There are some pathologies one may wish to avoid, like the line with two origins, which one can get by gluing to copies of $\Bbb A^1$ along the open sets which are the complements of the origin in each copy. Such varieties are non-separated, and that's what the separated condition in Milne's "algebraic $k$-varieties" excludes.

The most general definition one normally sees of a variety over a field is the following:

Most general definition: A $k$-variety is a scheme of finite type over the field $k$.

This allows non-reduced, non-irreducible, non-separated schemes, but keeps the essential finiteness condition of "finite type", which implies that any $k$-variety has a finite cover by affine open $k$-varieties, which is exactly the finiteness condition that Liu and Milne both require. Be warned that many modern authors of papers will take this general definition plus some adjectives, and are not always clear on which adjectives they take. (If you're writing papers in algebraic geometry, please include a sentence in your conventions section which makes it clear what adjectives you take when you write "variety"!)

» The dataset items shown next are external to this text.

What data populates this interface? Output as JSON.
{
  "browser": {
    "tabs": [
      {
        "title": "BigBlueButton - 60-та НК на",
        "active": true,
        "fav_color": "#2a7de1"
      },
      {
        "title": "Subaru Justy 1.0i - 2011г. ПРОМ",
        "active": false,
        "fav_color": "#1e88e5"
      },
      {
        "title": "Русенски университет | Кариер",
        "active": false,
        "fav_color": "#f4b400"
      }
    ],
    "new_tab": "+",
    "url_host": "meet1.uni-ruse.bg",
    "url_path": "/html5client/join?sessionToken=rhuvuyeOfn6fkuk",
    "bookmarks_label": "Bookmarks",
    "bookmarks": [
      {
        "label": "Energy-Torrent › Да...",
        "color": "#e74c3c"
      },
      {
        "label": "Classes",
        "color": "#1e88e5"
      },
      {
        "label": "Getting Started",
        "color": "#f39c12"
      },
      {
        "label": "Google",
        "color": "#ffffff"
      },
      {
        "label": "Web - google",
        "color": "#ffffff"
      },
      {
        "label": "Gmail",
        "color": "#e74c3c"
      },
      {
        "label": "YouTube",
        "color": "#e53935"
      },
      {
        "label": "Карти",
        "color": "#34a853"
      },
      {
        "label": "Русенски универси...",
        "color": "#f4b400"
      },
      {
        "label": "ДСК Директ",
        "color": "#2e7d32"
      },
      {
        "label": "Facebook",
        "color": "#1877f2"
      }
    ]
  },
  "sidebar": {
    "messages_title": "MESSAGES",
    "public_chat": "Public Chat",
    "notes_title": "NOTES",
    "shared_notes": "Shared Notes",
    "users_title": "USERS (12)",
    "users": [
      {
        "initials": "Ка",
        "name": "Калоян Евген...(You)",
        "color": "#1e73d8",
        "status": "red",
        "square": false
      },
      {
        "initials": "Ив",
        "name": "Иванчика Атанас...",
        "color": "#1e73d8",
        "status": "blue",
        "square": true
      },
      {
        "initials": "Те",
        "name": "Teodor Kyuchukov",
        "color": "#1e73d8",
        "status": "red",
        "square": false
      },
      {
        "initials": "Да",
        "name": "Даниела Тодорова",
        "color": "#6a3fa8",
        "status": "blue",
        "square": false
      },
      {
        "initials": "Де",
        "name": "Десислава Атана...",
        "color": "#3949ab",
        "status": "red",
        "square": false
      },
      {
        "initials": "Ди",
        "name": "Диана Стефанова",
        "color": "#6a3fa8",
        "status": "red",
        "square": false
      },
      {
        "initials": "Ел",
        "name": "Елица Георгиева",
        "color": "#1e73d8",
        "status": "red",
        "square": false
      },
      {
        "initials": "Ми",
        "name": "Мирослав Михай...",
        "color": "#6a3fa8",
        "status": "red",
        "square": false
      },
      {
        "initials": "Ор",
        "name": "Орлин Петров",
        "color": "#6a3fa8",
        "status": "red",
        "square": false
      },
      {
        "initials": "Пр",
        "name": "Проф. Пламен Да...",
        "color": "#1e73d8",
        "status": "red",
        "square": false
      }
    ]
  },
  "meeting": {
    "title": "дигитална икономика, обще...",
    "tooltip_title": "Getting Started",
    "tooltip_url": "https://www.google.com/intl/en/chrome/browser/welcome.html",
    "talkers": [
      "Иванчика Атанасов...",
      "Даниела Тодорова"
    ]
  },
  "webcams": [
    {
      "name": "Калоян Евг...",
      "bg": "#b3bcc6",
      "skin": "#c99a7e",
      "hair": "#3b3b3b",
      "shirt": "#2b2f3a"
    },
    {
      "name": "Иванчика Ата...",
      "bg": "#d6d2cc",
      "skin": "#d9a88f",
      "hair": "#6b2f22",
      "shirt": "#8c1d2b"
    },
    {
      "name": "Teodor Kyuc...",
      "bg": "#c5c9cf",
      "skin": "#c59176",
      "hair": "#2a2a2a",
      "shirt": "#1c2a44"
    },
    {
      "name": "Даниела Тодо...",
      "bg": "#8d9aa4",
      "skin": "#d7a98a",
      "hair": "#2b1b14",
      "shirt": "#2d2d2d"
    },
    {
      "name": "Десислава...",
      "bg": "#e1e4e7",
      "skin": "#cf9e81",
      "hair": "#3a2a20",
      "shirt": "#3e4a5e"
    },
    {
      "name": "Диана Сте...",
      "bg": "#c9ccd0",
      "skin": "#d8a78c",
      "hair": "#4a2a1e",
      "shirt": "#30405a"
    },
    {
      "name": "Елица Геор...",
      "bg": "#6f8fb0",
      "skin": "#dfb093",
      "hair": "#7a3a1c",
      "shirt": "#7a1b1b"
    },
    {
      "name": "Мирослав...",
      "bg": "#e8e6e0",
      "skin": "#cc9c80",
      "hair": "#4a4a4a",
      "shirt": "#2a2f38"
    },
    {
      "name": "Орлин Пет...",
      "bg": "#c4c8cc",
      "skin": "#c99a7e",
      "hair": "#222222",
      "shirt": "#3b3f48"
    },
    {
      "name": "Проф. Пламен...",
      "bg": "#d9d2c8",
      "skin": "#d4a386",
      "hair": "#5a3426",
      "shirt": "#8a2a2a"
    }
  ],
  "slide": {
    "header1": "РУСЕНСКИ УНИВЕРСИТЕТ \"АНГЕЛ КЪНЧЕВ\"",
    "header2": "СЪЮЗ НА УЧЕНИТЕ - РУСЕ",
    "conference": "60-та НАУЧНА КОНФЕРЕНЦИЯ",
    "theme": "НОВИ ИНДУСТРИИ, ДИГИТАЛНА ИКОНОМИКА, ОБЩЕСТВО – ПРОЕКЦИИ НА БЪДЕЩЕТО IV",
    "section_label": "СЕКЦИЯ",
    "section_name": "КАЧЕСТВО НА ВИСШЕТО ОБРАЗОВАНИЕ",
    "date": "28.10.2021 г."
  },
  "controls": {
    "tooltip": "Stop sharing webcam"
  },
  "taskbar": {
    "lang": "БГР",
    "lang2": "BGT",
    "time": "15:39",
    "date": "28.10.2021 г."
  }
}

In this most general situation, affineness and projectiveness are easy to describe. Each is exactly the condition that our variety admits a closed embedding in to $\Bbb A^n_k$ or $\Bbb P^n_k$, respectively, for some $n$. (To connect this with the affine definition as $\operatorname{Spec} A$ of a finitely-generated $k$-algebra, note that we can choose a surjection $k[x_1,\cdots,x_n]\to A$, which gives us $A\cong k[x_1,\cdots,x_n]/I$ for some ideal $I$, and this exactly shows us that $\operatorname{Spec} A \to \operatorname{Spec} k[x_1,\cdots,x_n]=\Bbb A^n_k$ is a closed immersion.)

Let me give a brief clarification, in order to avoid misunderstandings :

1) The elementary approach pioneered in Serre's FAC and described in Milne only works if the base field $k$ is algebraically closed and it completely breaks down if $k$ is not algebraically closed.
One of the main advantages of Grothendieck's scheme approach is that it allows us to speak reasonably of the subscheme $x^2+y^2+1=0$ of $\mathbb A^2_\mathbb Q$ which is infinite, although of course the set of points in $\mathbb Q^2$ satisfying that equation is empty.
The elementary approach cannot handle this situation.

2) Given a reduced finitely generated $k$-algebra $A$, the elementary approach consists in replacing $X=\operatorname {Spec}A$ by the restriction $(V,\mathcal O_V)$ of $X$ to the subspace $V=\operatorname {Specmax}A$ of maximal primes of $A$, and endowing that space with the restriction of the structural sheaf of $X$: $\mathcal O_V=\mathcal O_X\vert V$.
Of course $V$ is very different from $X$: all its points are closed and in particular $V$ has no generic point.
However one still has $\mathcal O_V(V)=\mathcal O_X(X)=A$ and all the information contained in $X$ is saved in $(V,\mathcal O_V)$.
This assertion is translated technically into the theorem that the map $X\mapsto V$ is an equivalence of categories.
Its quasi-inverse is a bit more difficult to explain: the description is in Hartshorne's Proposition II.6 .